Japanese spirea "Macrophylla" Spiraea japonica Macrophylla
The most powerful and fastest growing variety of Japanese spirea. One of the best decorative deciduous spirits. Reaches up to 1.5 m in height and 1.5 m in diameter.Differs in large, up to 20 cm long and 10 cm wide, swollen wrinkled leaves, which, when blooming, are purple-red, later green, and in autumn acquire golden yellow tones ... If in May, when budding, this shrub is cut to 6-10 cm from the soil level, then the young growing shoots all summer in the upper part will have a constantly bright color, resembling flowers from a distance. Pink flowers in small inflorescences are lost among the variegated foliage. Blooms from late July to mid-August. It belongs to the group of summer flowering spirits. The flowers are pale pink. Flowering begins in July and lasts until cold weather. Starting from the fourth year, it is recommended that every spring cut the entire upper part of the bush at a height of 30 cm from the ground. Growing fast. Requires a formative and rejuvenating pruning every few years.

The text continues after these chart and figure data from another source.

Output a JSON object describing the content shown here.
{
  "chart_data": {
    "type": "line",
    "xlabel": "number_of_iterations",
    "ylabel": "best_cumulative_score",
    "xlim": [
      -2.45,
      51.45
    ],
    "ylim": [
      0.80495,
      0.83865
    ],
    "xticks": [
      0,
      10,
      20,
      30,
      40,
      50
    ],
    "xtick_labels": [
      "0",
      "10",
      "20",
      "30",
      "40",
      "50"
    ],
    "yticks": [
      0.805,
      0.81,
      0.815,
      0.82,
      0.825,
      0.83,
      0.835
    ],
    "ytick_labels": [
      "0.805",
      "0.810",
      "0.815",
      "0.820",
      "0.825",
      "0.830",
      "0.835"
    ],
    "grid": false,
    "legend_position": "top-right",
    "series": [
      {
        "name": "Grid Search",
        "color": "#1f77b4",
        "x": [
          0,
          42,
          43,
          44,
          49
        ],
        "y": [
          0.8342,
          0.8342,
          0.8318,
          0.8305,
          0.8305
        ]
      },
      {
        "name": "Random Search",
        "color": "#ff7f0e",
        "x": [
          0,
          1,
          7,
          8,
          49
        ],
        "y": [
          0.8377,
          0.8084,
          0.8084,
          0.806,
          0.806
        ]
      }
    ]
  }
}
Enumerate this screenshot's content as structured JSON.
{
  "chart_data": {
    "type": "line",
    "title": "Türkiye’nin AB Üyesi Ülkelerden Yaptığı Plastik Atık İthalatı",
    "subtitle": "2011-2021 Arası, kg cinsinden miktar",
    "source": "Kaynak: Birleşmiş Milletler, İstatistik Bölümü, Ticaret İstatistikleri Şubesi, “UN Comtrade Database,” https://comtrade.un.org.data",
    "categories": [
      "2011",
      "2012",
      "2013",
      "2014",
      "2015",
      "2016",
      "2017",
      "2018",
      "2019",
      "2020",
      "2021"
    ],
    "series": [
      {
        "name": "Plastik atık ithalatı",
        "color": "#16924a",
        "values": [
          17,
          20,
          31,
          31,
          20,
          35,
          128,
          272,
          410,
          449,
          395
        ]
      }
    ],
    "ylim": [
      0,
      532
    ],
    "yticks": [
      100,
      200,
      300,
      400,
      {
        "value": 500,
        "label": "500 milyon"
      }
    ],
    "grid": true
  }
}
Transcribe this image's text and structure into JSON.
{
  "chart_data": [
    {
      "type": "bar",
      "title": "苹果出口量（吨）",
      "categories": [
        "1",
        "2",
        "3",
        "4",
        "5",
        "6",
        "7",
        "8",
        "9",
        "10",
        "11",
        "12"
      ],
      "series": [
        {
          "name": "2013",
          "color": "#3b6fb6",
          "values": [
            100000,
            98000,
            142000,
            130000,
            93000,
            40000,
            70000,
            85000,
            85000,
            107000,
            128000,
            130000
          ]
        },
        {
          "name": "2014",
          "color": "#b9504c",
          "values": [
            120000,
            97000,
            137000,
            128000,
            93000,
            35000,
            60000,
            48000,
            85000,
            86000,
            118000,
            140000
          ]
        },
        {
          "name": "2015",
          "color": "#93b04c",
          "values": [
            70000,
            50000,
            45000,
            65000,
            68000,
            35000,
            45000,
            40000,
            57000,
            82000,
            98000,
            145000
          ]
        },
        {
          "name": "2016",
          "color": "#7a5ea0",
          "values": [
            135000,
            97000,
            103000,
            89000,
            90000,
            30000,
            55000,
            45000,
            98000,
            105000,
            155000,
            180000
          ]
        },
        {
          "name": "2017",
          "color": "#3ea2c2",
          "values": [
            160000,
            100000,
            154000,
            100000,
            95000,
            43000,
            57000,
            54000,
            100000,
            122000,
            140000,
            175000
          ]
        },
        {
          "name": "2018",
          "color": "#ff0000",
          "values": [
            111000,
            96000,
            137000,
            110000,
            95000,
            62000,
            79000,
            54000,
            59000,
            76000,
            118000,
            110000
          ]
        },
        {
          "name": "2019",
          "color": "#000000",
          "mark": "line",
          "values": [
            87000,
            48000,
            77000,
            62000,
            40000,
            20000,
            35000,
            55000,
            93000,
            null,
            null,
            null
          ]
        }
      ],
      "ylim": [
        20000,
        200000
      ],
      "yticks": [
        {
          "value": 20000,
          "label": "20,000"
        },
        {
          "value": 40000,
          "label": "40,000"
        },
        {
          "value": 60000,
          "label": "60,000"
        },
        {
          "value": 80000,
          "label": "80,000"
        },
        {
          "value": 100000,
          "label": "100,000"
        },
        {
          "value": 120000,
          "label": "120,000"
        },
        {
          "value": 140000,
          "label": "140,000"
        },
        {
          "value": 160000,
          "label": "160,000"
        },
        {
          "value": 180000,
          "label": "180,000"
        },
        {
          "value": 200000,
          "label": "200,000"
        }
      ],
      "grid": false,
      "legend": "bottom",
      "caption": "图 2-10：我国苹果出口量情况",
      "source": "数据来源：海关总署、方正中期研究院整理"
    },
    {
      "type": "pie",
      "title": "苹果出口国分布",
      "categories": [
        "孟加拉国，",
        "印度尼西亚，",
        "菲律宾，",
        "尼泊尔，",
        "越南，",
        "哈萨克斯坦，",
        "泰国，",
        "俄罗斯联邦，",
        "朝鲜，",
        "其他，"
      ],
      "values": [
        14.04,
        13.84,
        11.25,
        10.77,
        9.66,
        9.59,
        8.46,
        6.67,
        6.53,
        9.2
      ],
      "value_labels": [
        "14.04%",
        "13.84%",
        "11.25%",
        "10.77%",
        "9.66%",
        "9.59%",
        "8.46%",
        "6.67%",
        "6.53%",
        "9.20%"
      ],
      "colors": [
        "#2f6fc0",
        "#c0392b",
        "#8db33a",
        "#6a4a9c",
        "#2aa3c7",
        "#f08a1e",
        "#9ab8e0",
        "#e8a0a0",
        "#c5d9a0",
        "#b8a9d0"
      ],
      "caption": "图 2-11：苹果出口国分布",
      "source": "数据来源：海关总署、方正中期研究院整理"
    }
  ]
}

It develops better in full sun or in partial shade. It blooms weakly in the shade, and the shoots lignify more slowly. It tolerates all garden soils, but prefers fertile moderately moist, drained soils of slightly acidic and neutral reaction more. Landing in places protected from the wind. The planted plants require shading from the bright sun. Annual spring pruning is recommended to keep the bushes more compact and to form stronger shoots.

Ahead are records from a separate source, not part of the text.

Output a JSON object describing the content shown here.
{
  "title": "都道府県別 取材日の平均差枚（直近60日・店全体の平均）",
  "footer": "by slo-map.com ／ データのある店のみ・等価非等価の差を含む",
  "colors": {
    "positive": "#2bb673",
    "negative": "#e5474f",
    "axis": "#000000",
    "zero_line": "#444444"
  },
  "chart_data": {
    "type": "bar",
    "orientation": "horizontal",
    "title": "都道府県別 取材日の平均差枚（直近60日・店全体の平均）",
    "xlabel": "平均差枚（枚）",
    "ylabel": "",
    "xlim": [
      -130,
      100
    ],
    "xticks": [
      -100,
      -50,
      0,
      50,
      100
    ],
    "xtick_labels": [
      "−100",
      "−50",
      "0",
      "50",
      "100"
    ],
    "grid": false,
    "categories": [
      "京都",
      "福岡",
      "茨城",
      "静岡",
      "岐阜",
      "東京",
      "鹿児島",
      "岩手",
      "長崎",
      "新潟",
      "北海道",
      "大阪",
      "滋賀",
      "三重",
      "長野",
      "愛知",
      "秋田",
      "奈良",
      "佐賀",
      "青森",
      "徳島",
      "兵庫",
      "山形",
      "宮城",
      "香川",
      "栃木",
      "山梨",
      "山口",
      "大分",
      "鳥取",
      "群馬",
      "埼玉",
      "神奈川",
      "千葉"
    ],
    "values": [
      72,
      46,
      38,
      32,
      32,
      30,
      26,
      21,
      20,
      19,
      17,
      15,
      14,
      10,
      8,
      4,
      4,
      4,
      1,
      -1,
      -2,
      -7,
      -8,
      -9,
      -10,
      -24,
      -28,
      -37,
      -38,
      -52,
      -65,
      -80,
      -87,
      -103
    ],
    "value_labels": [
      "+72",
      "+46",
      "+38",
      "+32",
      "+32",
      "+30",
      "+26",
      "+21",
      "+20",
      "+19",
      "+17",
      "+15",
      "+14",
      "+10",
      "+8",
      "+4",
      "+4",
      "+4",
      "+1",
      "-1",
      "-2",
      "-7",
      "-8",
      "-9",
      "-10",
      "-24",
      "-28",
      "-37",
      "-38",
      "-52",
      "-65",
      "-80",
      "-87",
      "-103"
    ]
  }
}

In the first years of life, and especially in the year of planting, it is advisable to cover all spireas, regardless of the species. With age, the plants become more hardy, their winter hardiness increases, and, if the climate permits, shelter can be abandoned. In case of frost damage, spiraea quickly recovers due to its high shoot-forming ability. But flowering in such a year will be weak. In our climatic zone, the best natural insulation is snow. But due to the fact that winters in recent years have become more and more unpredictable, it is necessary to protect the plant from the influence of snowless frosts. Before the onset of frost, it is advisable to loosen the soil around the bush, and then sprinkle it, pouring a mound about 20 cm high into the center.For this purpose, it is better to bring the earth from the garden, and additionally mulch the trunks with peat or well-decomposed compost. Tie the branches so that they do not break under the weight of the snow, and bend them to the ground, having previously laid burlap, leaves or other insulating material under them. In this position, the shoots are fixed with metal brackets, and then the entire structure is covered with a layer of insulation. Only with the onset of stable cold weather, when the plant finishes its growing season, can we begin to shelter it. If all the steps to prepare for winter are performed correctly, wintering will go well, and in the spring there will be abundant and lush flowering.

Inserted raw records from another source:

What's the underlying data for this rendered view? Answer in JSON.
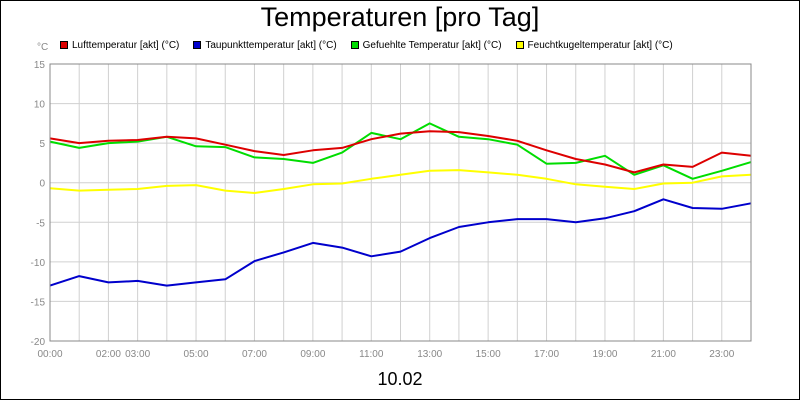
{
  "chart_data": {
    "type": "line",
    "title": "Temperaturen [pro Tag]",
    "date_label": "10.02",
    "y_unit": "°C",
    "ylim": [
      -20,
      15
    ],
    "y_ticks": [
      "15",
      "10",
      "5",
      "0",
      "-5",
      "-10",
      "-15",
      "-20"
    ],
    "x_ticks": [
      {
        "h": 0,
        "label": "00:00"
      },
      {
        "h": 2,
        "label": "02:00"
      },
      {
        "h": 3,
        "label": "03:00"
      },
      {
        "h": 5,
        "label": "05:00"
      },
      {
        "h": 7,
        "label": "07:00"
      },
      {
        "h": 9,
        "label": "09:00"
      },
      {
        "h": 11,
        "label": "11:00"
      },
      {
        "h": 13,
        "label": "13:00"
      },
      {
        "h": 15,
        "label": "15:00"
      },
      {
        "h": 17,
        "label": "17:00"
      },
      {
        "h": 19,
        "label": "19:00"
      },
      {
        "h": 21,
        "label": "21:00"
      },
      {
        "h": 23,
        "label": "23:00"
      }
    ],
    "grid": true,
    "x_hours": [
      0,
      1,
      2,
      3,
      4,
      5,
      6,
      7,
      8,
      9,
      10,
      11,
      12,
      13,
      14,
      15,
      16,
      17,
      18,
      19,
      20,
      21,
      22,
      23,
      24
    ],
    "series": [
      {
        "name": "Lufttemperatur [akt] (°C)",
        "color": "#dd0000",
        "values": [
          5.6,
          5.0,
          5.3,
          5.4,
          5.8,
          5.6,
          4.8,
          4.0,
          3.5,
          4.1,
          4.4,
          5.5,
          6.2,
          6.5,
          6.4,
          5.9,
          5.3,
          4.1,
          3.0,
          2.3,
          1.3,
          2.3,
          2.0,
          3.8,
          3.4
        ]
      },
      {
        "name": "Taupunkttemperatur [akt] (°C)",
        "color": "#0000cc",
        "values": [
          -13.0,
          -11.8,
          -12.6,
          -12.4,
          -13.0,
          -12.6,
          -12.2,
          -9.9,
          -8.8,
          -7.6,
          -8.2,
          -9.3,
          -8.7,
          -7.0,
          -5.6,
          -5.0,
          -4.6,
          -4.6,
          -5.0,
          -4.5,
          -3.6,
          -2.1,
          -3.2,
          -3.3,
          -2.6
        ]
      },
      {
        "name": "Gefuehlte Temperatur [akt] (°C)",
        "color": "#00dd00",
        "values": [
          5.2,
          4.4,
          5.0,
          5.2,
          5.8,
          4.6,
          4.5,
          3.2,
          3.0,
          2.5,
          3.8,
          6.3,
          5.5,
          7.5,
          5.8,
          5.5,
          4.8,
          2.4,
          2.5,
          3.4,
          1.0,
          2.2,
          0.5,
          1.5,
          2.6
        ]
      },
      {
        "name": "Feuchtkugeltemperatur [akt] (°C)",
        "color": "#ffff00",
        "values": [
          -0.7,
          -1.0,
          -0.9,
          -0.8,
          -0.4,
          -0.3,
          -1.0,
          -1.3,
          -0.8,
          -0.2,
          -0.1,
          0.5,
          1.0,
          1.5,
          1.6,
          1.3,
          1.0,
          0.5,
          -0.2,
          -0.5,
          -0.8,
          -0.1,
          0.0,
          0.8,
          1.0
        ]
      }
    ]
  }
}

It is used for single and group plantings, borders, creating edges and tree-shrub groups, tamping taller bushes. It makes a spectacular impression in the ridges, as a hedge. A curtain of spirits of different species and varieties will allow to extend flowering from May to September, and the use of varieties with decorative leaves will make such a composition elegant throughout the season, including late autumn. Large group plantings of spirea, lilacs and mock-mushrooms with tamping bulbs, lilies of the valley, primroses, astilbe, and curb summers are spectacular. Such a group of plants will be blooming and very decorative from early spring to late autumn. In the near-trunk circles of the spirea, carpets of ground cover perennials will be appropriate: a brilliant dark green periwinkle, a yellow-motley saxifrage of a shady, painted ash-tree. Looks good with conifers, other spireas, barberries, cinquefoil, lavender, St. John's wort, etc. Excellent border plant. It is used to create low hedges, complex flower gardens, alpine slides.